I guess I was with this whole series right up until the end. The idea that we Christians have specific political duties, particularly in societies such as mine (the United States) where there just isn't any organized mainstream political movement that comes close to hewing any kind of Biblical injunction regarding justice. Withholding one's vote in such circumstances, it seems to me, is as important an act as pretending that supporting the "least worst" of those available might push back the date of our demise by a few weeks or months.

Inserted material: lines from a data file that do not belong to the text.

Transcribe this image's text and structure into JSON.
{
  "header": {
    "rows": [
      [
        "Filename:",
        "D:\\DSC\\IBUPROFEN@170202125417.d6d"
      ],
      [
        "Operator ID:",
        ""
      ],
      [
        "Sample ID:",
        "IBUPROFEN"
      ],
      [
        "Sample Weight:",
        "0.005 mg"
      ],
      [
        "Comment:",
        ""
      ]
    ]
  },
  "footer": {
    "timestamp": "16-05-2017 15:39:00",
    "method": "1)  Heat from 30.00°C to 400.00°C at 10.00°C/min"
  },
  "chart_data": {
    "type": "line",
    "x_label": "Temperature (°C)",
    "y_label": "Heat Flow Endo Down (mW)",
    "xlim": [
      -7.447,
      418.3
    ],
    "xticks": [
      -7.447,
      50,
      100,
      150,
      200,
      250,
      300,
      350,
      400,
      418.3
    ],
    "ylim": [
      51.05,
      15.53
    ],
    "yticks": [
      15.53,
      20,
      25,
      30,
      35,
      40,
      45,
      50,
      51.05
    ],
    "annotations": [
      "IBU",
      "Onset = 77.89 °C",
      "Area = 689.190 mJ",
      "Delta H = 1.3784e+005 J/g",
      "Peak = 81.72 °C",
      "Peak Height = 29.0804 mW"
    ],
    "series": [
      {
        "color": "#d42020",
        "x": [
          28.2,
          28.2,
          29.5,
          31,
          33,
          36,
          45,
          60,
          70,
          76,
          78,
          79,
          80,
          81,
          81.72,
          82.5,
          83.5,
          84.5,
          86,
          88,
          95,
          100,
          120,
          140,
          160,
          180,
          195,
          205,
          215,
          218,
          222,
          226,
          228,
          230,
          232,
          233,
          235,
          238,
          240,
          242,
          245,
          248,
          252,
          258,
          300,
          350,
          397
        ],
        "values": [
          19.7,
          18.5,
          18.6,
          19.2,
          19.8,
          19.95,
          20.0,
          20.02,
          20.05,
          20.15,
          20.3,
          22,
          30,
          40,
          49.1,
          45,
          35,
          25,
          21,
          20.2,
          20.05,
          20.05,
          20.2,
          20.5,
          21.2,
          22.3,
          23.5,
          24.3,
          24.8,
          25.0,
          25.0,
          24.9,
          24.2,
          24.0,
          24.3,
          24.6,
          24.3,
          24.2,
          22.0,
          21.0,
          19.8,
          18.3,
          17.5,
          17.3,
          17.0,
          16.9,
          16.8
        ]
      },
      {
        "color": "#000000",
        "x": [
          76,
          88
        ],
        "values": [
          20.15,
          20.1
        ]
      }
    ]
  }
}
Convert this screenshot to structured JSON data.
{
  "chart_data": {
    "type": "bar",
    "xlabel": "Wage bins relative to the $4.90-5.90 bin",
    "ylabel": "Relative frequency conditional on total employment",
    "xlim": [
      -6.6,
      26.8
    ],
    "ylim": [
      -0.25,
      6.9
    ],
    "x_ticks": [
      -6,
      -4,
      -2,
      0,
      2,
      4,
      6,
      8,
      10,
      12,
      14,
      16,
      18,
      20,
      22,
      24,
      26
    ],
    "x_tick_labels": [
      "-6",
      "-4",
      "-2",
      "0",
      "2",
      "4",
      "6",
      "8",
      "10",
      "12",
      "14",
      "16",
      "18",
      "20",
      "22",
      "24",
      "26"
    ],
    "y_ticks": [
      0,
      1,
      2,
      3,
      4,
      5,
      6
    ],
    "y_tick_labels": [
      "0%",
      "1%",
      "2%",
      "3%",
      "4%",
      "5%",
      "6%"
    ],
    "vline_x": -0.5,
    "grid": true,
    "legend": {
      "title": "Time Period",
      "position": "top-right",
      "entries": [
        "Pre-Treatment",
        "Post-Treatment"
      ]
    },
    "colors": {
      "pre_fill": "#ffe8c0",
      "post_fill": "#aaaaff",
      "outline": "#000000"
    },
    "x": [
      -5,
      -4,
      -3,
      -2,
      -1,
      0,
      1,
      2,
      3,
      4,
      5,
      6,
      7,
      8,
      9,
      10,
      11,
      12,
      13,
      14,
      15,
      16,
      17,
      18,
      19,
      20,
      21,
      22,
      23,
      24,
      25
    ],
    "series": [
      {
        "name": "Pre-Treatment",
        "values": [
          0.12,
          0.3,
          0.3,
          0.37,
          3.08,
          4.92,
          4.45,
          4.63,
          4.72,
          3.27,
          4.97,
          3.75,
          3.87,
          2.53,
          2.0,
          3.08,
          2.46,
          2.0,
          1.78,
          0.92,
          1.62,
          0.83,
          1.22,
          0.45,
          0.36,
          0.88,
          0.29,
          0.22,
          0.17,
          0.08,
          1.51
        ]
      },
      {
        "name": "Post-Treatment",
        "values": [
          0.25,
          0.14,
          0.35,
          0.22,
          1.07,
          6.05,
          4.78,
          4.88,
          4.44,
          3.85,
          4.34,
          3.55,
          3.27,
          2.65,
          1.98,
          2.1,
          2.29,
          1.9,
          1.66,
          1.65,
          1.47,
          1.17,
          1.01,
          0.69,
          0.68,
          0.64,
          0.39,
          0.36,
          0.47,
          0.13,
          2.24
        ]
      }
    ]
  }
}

The Biblical injunction for justice includes, but also transcends the political. Which is why, I think, the Occupy Movement, at its best, represents one of those movements of the Spirit deciding for itself which direction it is going to blow.

Otherwise, great stuff here.

Matheson said...

Geoffrey - I really appreciate your comment. And I agree with you. I certainly didn't intend to suggest that Christians have specific duties to uphold or fall in line behind the state per se.

In fact, I think Christians in the US should align themselves with the Occupy Movement - precisely because it echoes God's judgment on the systems of human judgment (government) and exposes their failures to uphold justice.

But the Occupy Movement at its best also recognizes that the better world it aims to bring into being is one in which there are worthy institutions of government, institutions that serve the people and are not corrupted from their calling to uphold justice and protect the vulnerable.

byron smith said...

AlterNet: What motivates the Occupy movement? Graphs and stats of US inequality.

byron smith said...

Guardian: Archbishop Tutu's take on Occupy.

AndrewE said...

Hi folks. Sorry to be late to the party. Mat, thanks for the series -- great work. My one nagging suspicion though, is that you have over-simplified the idea of "justice". In The Ways of Judgment, O'Donovan draws important distinctions between justice as judgment and justice as natural right, or between attributive justice and redistributive justice. I think the burden of O'Donovan's theory is to argue that government has a responsibility to do meaningful judgment within the available constraints, not to establish some perfect vision of justice. That is something that belongs to the kingdom of God. This is why I'm not wholly persuaded by your argument. It's also why I am not completely convinced by the Occupy movement generally. It has the kind of ring of utopia that I believe Christian engagement with public good should be wary of.

byron smith said...

Would Obama's 2012 State of the Union have sounded anything like this without Occupy?

Not that I have much confidence that he'll actually do very much about it (even if re-elected), but the conversation has shifted.

byron smith said...

Guardian: Occupy London: What went wrong?

I find the level of vitriol in the comments (remember, this is the Guardian) reveals something, though I'm not sure what. I suspect at least it reveals the fact that defenders of Occupy have stopped defending and the noise is therefore almost all being made by the cynical.

byron smith said...

Occupy London: How Hayek helps us to find capitalism's flaws. A thoughtful piece from Occupy London identifying three areas for focus in the UK: tax avoidance, housing/homelessness; income inequality.

byron smith said...

Two reflections (one and two) on hostile infiltration of Occupy movements.

It is very difficult to know where paranoia takes over in such discussions. It is clear that such tactics are at least relatively common from law enforcement, and the very paranoia they potentially generate can be just as disruptive as any direct activities performed by infiltrators.

byron smith said...

Guardian: Kalle Lasn: the many who inspired the Occupy movement. Review of a new book on heterodox economics.

byron smith said...

Guardian: Occupy's next plan - rolling debt jubilee. Nice idea.

byron smith said...

AJ: $333k in settlements for 6 pepper-sprayed Occupy protesters.